Let’s have a closer look at what the Posterior Chain is.
Your posterior chain is the muscles on the back of your body, but more specifically it consists of your erector spinae (a group of muscles which more or less run along the spine), glutes, hamstrings and calves. It also includes muscles in your upper back, like your traps and delts, as well as the backside of your obliques. These are referred to as a “chain” of muscles because they all form a chain that works together to support almost every movement you make in and out of the gym.
Why is it important?
In essence, your posterior chain is what propels you forward. If you want to run faster, jump higher, or pivot and rotate more smoothly (and without causing injuries), you need to develop this string of muscles.
Your posterior chain also helps you maintain your balance and posture, which becomes crucial when you start working with any type of weight. A strong posterior also helps prevent injuries in day-to-day activities, including moving furniture or any other movement that requires rotation and pushing or pulling.
Simply put, a strong posterior is your stabilising and coordinating force, as well as power source for any movement. The stronger it is, the surer and stronger your movements will be in (and out) of the gym.
How to train the Posterior Chain.
How you train your posterior chain really depends on your goals and physical capacity. An elite sportsman will train their posterior chain slightly different to the average gym goer, however the exercises used may be similar if not the same. So how you go about performing the exercises really depends on who you are, your current physical ability, and what you’re trying to accomplish.
The posterior chain can be trained every day. The key is to train it in a way that limits overtraining and allows you to adequately recover before your next training session. This can all be achieved through the use of programming, varying sets, reps and intensities, and potentially splitting upper body and lower body posterior chain exercises into different workouts.

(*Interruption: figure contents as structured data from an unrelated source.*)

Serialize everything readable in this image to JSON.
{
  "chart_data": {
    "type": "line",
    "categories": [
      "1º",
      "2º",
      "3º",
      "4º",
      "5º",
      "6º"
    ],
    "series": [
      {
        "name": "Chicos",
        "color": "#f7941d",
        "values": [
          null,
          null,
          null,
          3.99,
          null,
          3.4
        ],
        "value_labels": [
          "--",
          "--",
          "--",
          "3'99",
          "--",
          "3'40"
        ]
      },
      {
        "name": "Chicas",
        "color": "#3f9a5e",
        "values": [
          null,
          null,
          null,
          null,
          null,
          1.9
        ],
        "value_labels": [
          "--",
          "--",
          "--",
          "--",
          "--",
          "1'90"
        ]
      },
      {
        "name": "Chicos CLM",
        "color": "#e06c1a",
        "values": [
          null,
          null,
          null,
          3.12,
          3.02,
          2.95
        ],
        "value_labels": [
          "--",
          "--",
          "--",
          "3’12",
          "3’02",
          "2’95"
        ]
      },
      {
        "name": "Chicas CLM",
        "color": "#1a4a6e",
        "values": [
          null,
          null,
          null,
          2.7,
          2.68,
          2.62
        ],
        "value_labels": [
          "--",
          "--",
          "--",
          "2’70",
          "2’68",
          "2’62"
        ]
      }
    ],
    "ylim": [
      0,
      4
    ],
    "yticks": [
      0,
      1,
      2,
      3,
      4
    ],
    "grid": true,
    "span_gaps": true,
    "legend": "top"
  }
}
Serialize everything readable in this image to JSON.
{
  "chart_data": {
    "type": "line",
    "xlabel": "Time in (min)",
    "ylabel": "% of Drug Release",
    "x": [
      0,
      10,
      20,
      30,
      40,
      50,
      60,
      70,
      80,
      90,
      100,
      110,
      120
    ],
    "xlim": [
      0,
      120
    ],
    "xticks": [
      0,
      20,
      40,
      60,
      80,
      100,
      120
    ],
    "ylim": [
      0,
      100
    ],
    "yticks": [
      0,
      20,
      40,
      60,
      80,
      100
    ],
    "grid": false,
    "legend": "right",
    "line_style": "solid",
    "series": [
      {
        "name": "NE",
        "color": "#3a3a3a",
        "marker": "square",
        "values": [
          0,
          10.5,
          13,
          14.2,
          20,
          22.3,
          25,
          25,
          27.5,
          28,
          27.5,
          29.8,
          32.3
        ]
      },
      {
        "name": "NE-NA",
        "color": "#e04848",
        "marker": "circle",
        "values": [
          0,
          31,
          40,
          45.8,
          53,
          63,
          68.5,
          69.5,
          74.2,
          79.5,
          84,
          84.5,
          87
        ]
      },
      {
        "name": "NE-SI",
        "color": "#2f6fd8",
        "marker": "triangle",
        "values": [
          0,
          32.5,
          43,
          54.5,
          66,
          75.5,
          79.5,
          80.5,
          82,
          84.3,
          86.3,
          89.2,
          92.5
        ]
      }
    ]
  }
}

When it comes to exercise selection, there are hundreds of exercise variations that will allow you to build a stronger backside. Here are a few of my staples:
Deadlifts / Romanian Deadlifts
Glute Ham Raises
The exercises listed are my “go to’s” for posterior training, but they aren’t the only options. Every one is different and everyone essentially has a unique goal on what they’re trying to achieve. Understanding the use of each exercise can help determine how you would fit it into your program and how you would go about performing it.